Sono documentati casi di primati che hanno trascinato scimmiotti fino a che non si sono decomposti; di orche e i delfini che hanno nuotato per giorni spingendo e tenendo a galla i loro piccoli morti; di decine di giraffe che hanno vegliato sulle ossa di un membro della mandria. Altre osservazioni analoghe riguardano foche, cavalli, cani, gatti, perfino anatre. Il semplice fatto che in queste specie certi individui smettano di mangiare e dormire e veglino sul corpo del compagno morto conferma l’emozione negativa di un lutto. Ma restano questioni su cui gli scienziati dibattono ancora. Prima di tutto, è in dubbio quanta consapevolezza gli elefanti abbiano davvero di cosa vuol dire morire. Gli psicologi dello sviluppo sanno che un bambino ci mette tempo a capirne il concetto, definito da quattro componenti: irreversibilità (non si torna in vita); non funzionalità (il morto non può reagire); causalità (la morte ha una causa biologica); universalità (tutti muoiono). Non solo resta da chiarire se un elefante possieda una o più di queste componenti, ma non si sa nemmeno con certezza quando e in che ordine le acquisisca un bambino.
Un altro aspetto poco chiaro è come si spieghi il lutto negli animali in rapporto con la teoria dell’evoluzione, visto che porta a un dispendio di energie e perfino a non nutrirsi.
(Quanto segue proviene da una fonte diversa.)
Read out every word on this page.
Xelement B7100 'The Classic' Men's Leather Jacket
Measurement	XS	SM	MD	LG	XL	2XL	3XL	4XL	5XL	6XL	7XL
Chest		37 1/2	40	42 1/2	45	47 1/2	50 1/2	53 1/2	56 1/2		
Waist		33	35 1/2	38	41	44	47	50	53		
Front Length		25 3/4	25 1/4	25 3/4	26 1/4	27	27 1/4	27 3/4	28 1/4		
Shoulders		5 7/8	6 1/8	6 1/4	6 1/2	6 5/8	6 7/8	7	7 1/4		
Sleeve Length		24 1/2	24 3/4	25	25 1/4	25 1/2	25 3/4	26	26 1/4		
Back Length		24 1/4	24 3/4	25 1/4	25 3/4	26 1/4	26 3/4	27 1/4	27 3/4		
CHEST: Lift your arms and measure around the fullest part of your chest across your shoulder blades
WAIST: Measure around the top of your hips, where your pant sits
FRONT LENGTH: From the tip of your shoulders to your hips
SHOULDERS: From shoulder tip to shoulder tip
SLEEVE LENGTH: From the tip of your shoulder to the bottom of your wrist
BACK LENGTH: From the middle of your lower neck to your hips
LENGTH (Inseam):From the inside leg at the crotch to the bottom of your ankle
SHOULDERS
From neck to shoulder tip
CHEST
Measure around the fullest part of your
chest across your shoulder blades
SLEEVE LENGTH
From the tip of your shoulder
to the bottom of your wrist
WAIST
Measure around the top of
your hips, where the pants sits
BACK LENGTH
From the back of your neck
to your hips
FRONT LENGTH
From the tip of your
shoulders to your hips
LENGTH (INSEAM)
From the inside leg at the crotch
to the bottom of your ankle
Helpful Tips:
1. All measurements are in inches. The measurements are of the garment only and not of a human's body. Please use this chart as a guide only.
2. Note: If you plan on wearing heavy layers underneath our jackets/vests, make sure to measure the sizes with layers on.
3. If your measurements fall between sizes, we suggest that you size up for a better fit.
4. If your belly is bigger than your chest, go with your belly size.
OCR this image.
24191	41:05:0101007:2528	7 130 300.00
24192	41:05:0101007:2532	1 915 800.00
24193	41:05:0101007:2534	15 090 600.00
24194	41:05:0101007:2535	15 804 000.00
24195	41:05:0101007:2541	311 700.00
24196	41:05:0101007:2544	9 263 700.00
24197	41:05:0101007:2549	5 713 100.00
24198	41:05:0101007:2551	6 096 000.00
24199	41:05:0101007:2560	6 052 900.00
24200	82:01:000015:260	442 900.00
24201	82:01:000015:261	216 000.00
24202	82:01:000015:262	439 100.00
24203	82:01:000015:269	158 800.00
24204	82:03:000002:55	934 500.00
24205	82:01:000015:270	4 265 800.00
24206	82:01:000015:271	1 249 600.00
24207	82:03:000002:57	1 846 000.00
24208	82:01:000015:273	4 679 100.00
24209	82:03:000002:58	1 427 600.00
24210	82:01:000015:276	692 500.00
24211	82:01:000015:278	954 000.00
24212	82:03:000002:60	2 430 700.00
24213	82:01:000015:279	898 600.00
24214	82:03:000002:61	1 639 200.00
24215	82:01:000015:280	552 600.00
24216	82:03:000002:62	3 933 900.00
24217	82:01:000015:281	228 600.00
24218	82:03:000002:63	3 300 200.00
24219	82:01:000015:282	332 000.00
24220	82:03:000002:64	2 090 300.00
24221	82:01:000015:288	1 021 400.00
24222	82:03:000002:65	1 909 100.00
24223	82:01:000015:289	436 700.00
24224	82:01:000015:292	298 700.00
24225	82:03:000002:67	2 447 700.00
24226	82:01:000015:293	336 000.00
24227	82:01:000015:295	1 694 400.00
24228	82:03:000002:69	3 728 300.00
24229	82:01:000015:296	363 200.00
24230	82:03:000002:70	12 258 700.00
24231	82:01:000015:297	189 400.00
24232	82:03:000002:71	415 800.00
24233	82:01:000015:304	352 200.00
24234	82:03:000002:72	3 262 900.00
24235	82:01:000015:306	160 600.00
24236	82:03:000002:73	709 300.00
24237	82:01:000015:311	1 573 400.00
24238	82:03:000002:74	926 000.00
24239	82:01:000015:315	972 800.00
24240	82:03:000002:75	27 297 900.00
Un’ipotesi è che, per fronteggiare uno degli eventi più terribili in una specie altamente sociale, sia necessario rafforzare i legami con gli altri individui. Da qui gli atteggiamenti volti a privilegiare la coesione piuttosto che la ricerca di cibo. Se in una mandria di elefanti questo sforzo si manifesta con un ritorno ripetuto al luogo dove ci sono i resti di un membro del gruppo, nella specie umana ha dato origine a una gamma multiforme di riti funebri complessi che risalgono alle più antiche civiltà.